La proposta prevede che i venti membri togati del Csm siano eletti in collegi territoriali, corrispondenti grosso modo ai distretti di Corte d'Appello. E qui viene il difficile. Ogni elettore può esprimere quattro preferenze, che nel computo hanno un peso diverso e decrescente: la prima vale 1, la seconda 0,9, la terza 0,8, la quarta 0,7.

Al primo turno viene eletto chi prende il 65% dei voti (praticamente impossibile) e al ballottaggio accedono non due, ma quattro candidati. Guarda caso numero pari a quello delle correnti. Al ballottaggio si può esprimere un doppio voto, sempre con il meccanismo della ponderazione decrescente noto nella letteratura costituzionalistica come sistema all'australiana (per dire l'esotismo, oltre all'esoterismo).

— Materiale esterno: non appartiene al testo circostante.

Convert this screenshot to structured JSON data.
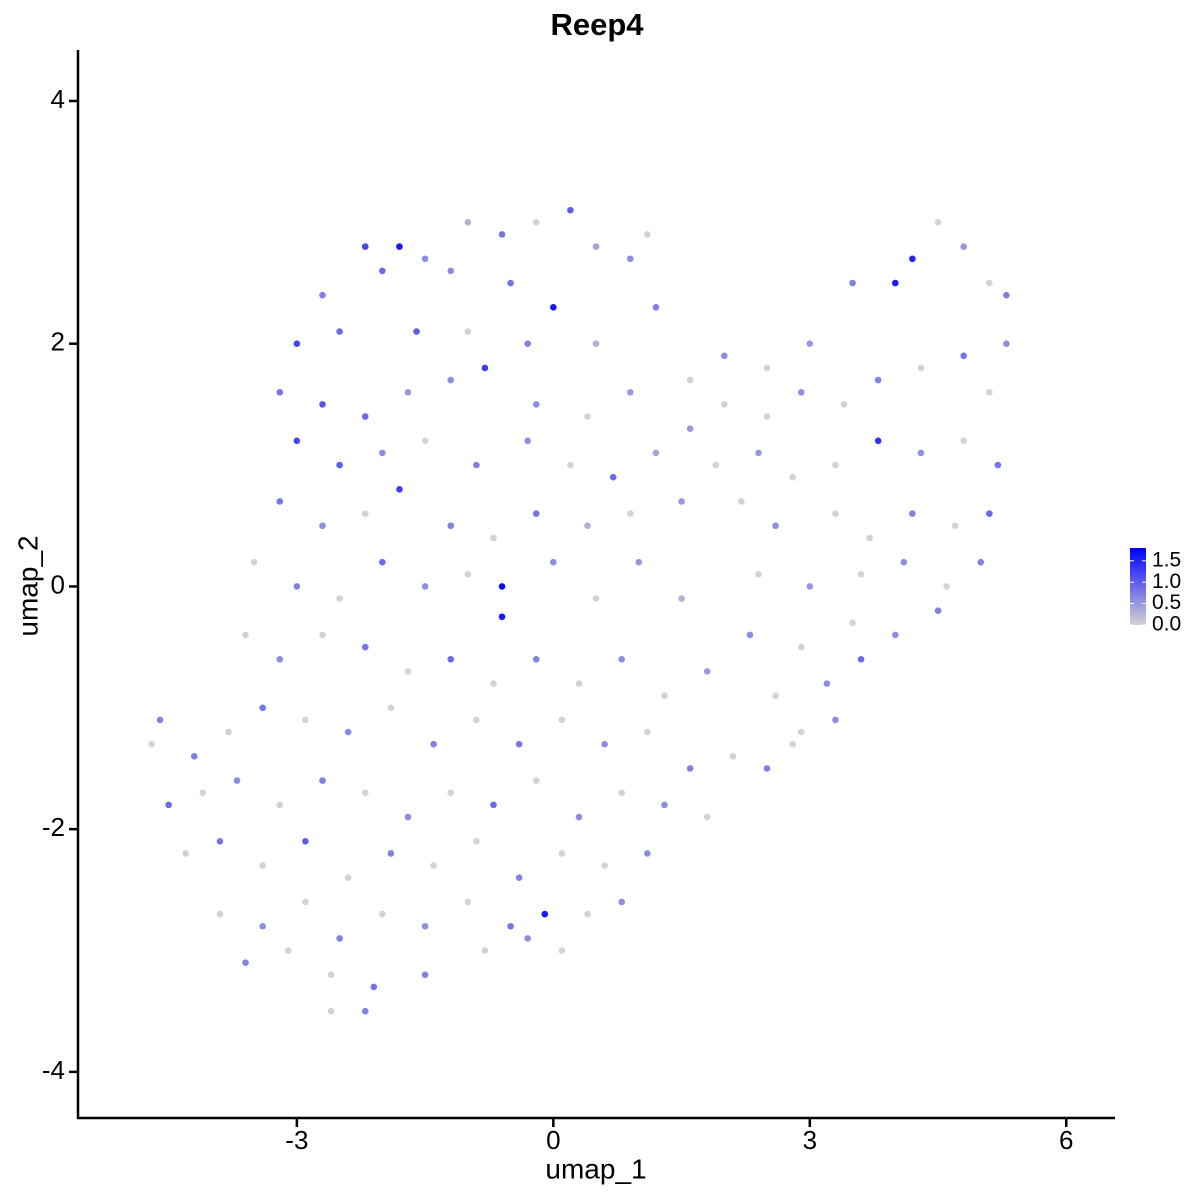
{
  "chart_data": {
    "type": "scatter",
    "title": "Reep4",
    "x_label": "umap_1",
    "y_label": "umap_2",
    "xlim": [
      -5.56,
      6.57
    ],
    "ylim": [
      -4.38,
      4.42
    ],
    "xticks": [
      -3,
      0,
      3,
      6
    ],
    "yticks": [
      -4,
      -2,
      0,
      2,
      4
    ],
    "color_low": "#d3d3d3",
    "color_high": "#0000ff",
    "color_lim": [
      0,
      1.8
    ],
    "color_ticks": [
      {
        "value": 0,
        "label": "0.0"
      },
      0.5,
      {
        "value": 1,
        "label": "1.0"
      },
      1.5
    ],
    "x": [
      -2.2,
      -1.8,
      -1.5,
      -1.0,
      -0.6,
      -0.2,
      0.2,
      0.5,
      0.9,
      1.1,
      0.0,
      -0.5,
      -1.2,
      -2.0,
      -2.7,
      -3.0,
      -2.5,
      -1.6,
      -1.0,
      -0.3,
      0.5,
      1.2,
      -3.2,
      -2.7,
      -2.2,
      -1.7,
      -1.2,
      -0.8,
      -0.2,
      0.4,
      0.9,
      -3.0,
      -2.5,
      -2.0,
      -1.5,
      -0.9,
      -0.3,
      0.2,
      0.7,
      1.2,
      -3.2,
      -2.7,
      -2.2,
      -1.8,
      -1.2,
      -0.7,
      -0.2,
      0.4,
      0.9,
      1.5,
      -3.5,
      -3.0,
      -2.5,
      -2.0,
      -1.5,
      -1.0,
      -0.6,
      -0.6,
      0.0,
      0.5,
      1.0,
      1.5,
      -3.6,
      -3.2,
      -2.7,
      -2.2,
      -1.7,
      -1.2,
      -0.7,
      -0.2,
      0.3,
      0.8,
      1.3,
      1.8,
      -4.2,
      -3.8,
      -3.4,
      -2.9,
      -2.4,
      -1.9,
      -1.4,
      -0.9,
      -0.4,
      0.1,
      0.6,
      1.1,
      1.6,
      2.1,
      -4.5,
      -4.1,
      -3.7,
      -3.2,
      -2.7,
      -2.2,
      -1.7,
      -1.2,
      -0.7,
      -0.2,
      0.3,
      0.8,
      1.3,
      1.8,
      -4.3,
      -3.9,
      -3.4,
      -2.9,
      -2.4,
      -1.9,
      -1.4,
      -0.9,
      -0.4,
      0.1,
      0.6,
      1.1,
      -3.9,
      -3.4,
      -2.9,
      -2.5,
      -2.0,
      -1.5,
      -1.0,
      -0.5,
      -0.1,
      0.4,
      0.8,
      -3.6,
      -3.1,
      -2.6,
      -2.1,
      -1.5,
      -0.8,
      -0.3,
      0.1,
      -2.6,
      -2.2,
      -4.7,
      -4.6,
      1.6,
      2.0,
      2.5,
      3.0,
      3.5,
      4.0,
      4.2,
      4.5,
      4.8,
      5.1,
      5.3,
      5.3,
      1.6,
      2.0,
      2.5,
      2.9,
      3.4,
      3.8,
      4.3,
      4.8,
      5.1,
      1.9,
      2.4,
      2.8,
      3.3,
      3.8,
      4.3,
      4.8,
      5.2,
      2.2,
      2.6,
      3.3,
      3.7,
      4.2,
      4.7,
      5.1,
      2.4,
      3.0,
      3.6,
      4.1,
      4.6,
      5.0,
      2.3,
      2.9,
      3.5,
      4.0,
      4.5,
      2.6,
      3.2,
      3.6,
      2.9,
      3.3,
      2.5,
      2.8
    ],
    "y": [
      2.8,
      2.8,
      2.7,
      3.0,
      2.9,
      3.0,
      3.1,
      2.8,
      2.7,
      2.9,
      2.3,
      2.5,
      2.6,
      2.6,
      2.4,
      2.0,
      2.1,
      2.1,
      2.1,
      2.0,
      2.0,
      2.3,
      1.6,
      1.5,
      1.4,
      1.6,
      1.7,
      1.8,
      1.5,
      1.4,
      1.6,
      1.2,
      1.0,
      1.1,
      1.2,
      1.0,
      1.2,
      1.0,
      0.9,
      1.1,
      0.7,
      0.5,
      0.6,
      0.8,
      0.5,
      0.4,
      0.6,
      0.5,
      0.6,
      0.7,
      0.2,
      0.0,
      -0.1,
      0.2,
      0.0,
      0.1,
      0.0,
      -0.25,
      0.2,
      -0.1,
      0.2,
      -0.1,
      -0.4,
      -0.6,
      -0.4,
      -0.5,
      -0.7,
      -0.6,
      -0.8,
      -0.6,
      -0.8,
      -0.6,
      -0.9,
      -0.7,
      -1.4,
      -1.2,
      -1.0,
      -1.1,
      -1.2,
      -1.0,
      -1.3,
      -1.1,
      -1.3,
      -1.1,
      -1.3,
      -1.2,
      -1.5,
      -1.4,
      -1.8,
      -1.7,
      -1.6,
      -1.8,
      -1.6,
      -1.7,
      -1.9,
      -1.7,
      -1.8,
      -1.6,
      -1.9,
      -1.7,
      -1.8,
      -1.9,
      -2.2,
      -2.1,
      -2.3,
      -2.1,
      -2.4,
      -2.2,
      -2.3,
      -2.1,
      -2.4,
      -2.2,
      -2.3,
      -2.2,
      -2.7,
      -2.8,
      -2.6,
      -2.9,
      -2.7,
      -2.8,
      -2.6,
      -2.8,
      -2.7,
      -2.7,
      -2.6,
      -3.1,
      -3.0,
      -3.2,
      -3.3,
      -3.2,
      -3.0,
      -2.9,
      -3.0,
      -3.5,
      -3.5,
      -1.3,
      -1.1,
      1.7,
      1.9,
      1.8,
      2.0,
      2.5,
      2.5,
      2.7,
      3.0,
      2.8,
      2.5,
      2.4,
      2.0,
      1.3,
      1.5,
      1.4,
      1.6,
      1.5,
      1.7,
      1.8,
      1.9,
      1.6,
      1.0,
      1.1,
      0.9,
      1.0,
      1.2,
      1.1,
      1.2,
      1.0,
      0.7,
      0.5,
      0.6,
      0.4,
      0.6,
      0.5,
      0.6,
      0.1,
      0.0,
      0.1,
      0.2,
      0.0,
      0.2,
      -0.4,
      -0.5,
      -0.3,
      -0.4,
      -0.2,
      -0.9,
      -0.8,
      -0.6,
      -1.2,
      -1.1,
      -1.5,
      -1.3
    ],
    "expression": [
      1.2,
      1.6,
      0.6,
      0.3,
      0.8,
      0,
      1.0,
      0.4,
      0.6,
      0,
      1.6,
      0.8,
      0.6,
      0.9,
      0.7,
      1.2,
      0.9,
      1.0,
      0,
      0.7,
      0.3,
      0.7,
      0.8,
      1.1,
      0.9,
      0.5,
      0.6,
      1.3,
      0.6,
      0,
      0.5,
      1.2,
      1.0,
      0.6,
      0,
      0.7,
      0.6,
      0,
      0.9,
      0.4,
      0.8,
      0.6,
      0,
      1.3,
      0.7,
      0,
      0.8,
      0.3,
      0,
      0.5,
      0,
      0.7,
      0,
      0.9,
      0.6,
      0,
      1.7,
      1.6,
      0.6,
      0,
      0.5,
      0.3,
      0,
      0.6,
      0,
      0.8,
      0,
      0.9,
      0,
      0.7,
      0,
      0.6,
      0,
      0.5,
      0.7,
      0,
      0.8,
      0,
      0.6,
      0,
      0.7,
      0,
      0.8,
      0,
      0.6,
      0,
      0.7,
      0,
      0.9,
      0,
      0.6,
      0,
      0.7,
      0,
      0.6,
      0,
      0.9,
      0,
      0.6,
      0,
      0.6,
      0,
      0,
      0.8,
      0,
      1.0,
      0,
      0.7,
      0,
      0,
      0.7,
      0,
      0,
      0.6,
      0,
      0.6,
      0,
      0.7,
      0,
      0.6,
      0,
      0.8,
      1.6,
      0,
      0.6,
      0.7,
      0,
      0,
      0.8,
      0.7,
      0,
      0.6,
      0,
      0,
      0.7,
      0,
      0.7,
      0,
      0.6,
      0,
      0.5,
      0.7,
      1.6,
      1.5,
      0,
      0.5,
      0,
      0.7,
      0.6,
      0.5,
      0,
      0,
      0.6,
      0,
      0.7,
      0,
      0.8,
      0,
      0,
      0.5,
      0,
      0,
      1.4,
      0.6,
      0,
      0.8,
      0,
      0.6,
      0,
      0,
      0.7,
      0,
      0.9,
      0,
      0.5,
      0,
      0.6,
      0,
      0.7,
      0.6,
      0,
      0,
      0.6,
      0.7,
      0,
      0.6,
      0.9,
      0,
      0.6,
      0.7,
      0
    ]
  }
}
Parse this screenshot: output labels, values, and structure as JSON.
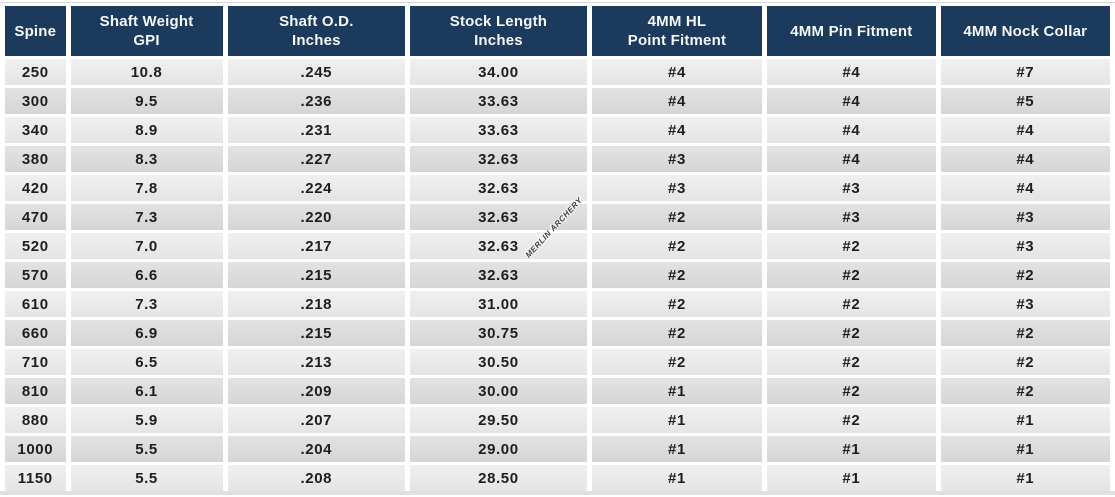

Il vertice dell'altra sera - una decina i convenuti tra capigruppo e sottosegretari - si è protratto per quattro ore, non senza tensioni. Alla fine, l'accordo è sul metodo, non sul merito. E quindi: il testo andrà in Consiglio dei ministri la prossima settimana, perché non si può più aspettare. Ma poi approderà in Parlamento senza un accordo di maggioranza blindato. Trattandosi di una legge delega, la strada è lunga e ci sarà tempo per fare e disfare accordi, a questo punto anche trasversali con l'opposizione.

Parola d'ordine "permeabilità del testo alla forza degli argomenti" sia dei gruppi parlamentari che di magistrati e avvocati, come spiega Andrea Giorgis, sottosegretario del Pd. I punti di convergenza non mancano: dalle regole meno discrezionali per l'attribuzione degli incarichi direttivi all'organizzazione delle Procure. Su alcuni temi come gli incarichi nel Csm (concorsi riservati ai magistrati o aperti agli avvocati?) ci sono sfumature diverse.

Sul sistema elettorale del Csm il dissenso è più profondo. Il Pd LeU e Italia Viva vogliono modificare il maggioritario di Bonafede perché, dice Giorgis, "rischia di mortificare eccessivamente il pluralismo e di non offrire una garanzia adeguata alla rappresentanza di genere". Il timore è un Csm monocolore o bipartitico e di soli uomini. Ma anche tra le toghe il maggioritario di Bonafede fa discutere.

Una parte della corrente progressista Area è solleticata dalla possibile egemonia, ma la parte legata alla tradizione di Magistratura Democratica rimpiange il proporzionale. Autonomia e Indipendenza, la corrente di Davigo, tergiversa. Una parte e pro maggioritario perché favorisce i candidati più autorevoli sul territorio, una parte pro proporzionale per timore di scomparire, una parte (Ardita, con Di Matteo) rilancia il sorteggio.

E Magistratura Indipendente, la corrente colpita dallo scandalo per via di Cosimo Ferri, è pro maggioritario secco ma teme di rimanere stritolata nel doppio turno da "accordi occulti" tra le altre tre correnti con "desistenza incrociate". Al punto di estrarre dal cilindro il sorteggio temperato. Insomma tutti contro tutti. Come la politica, se non di più.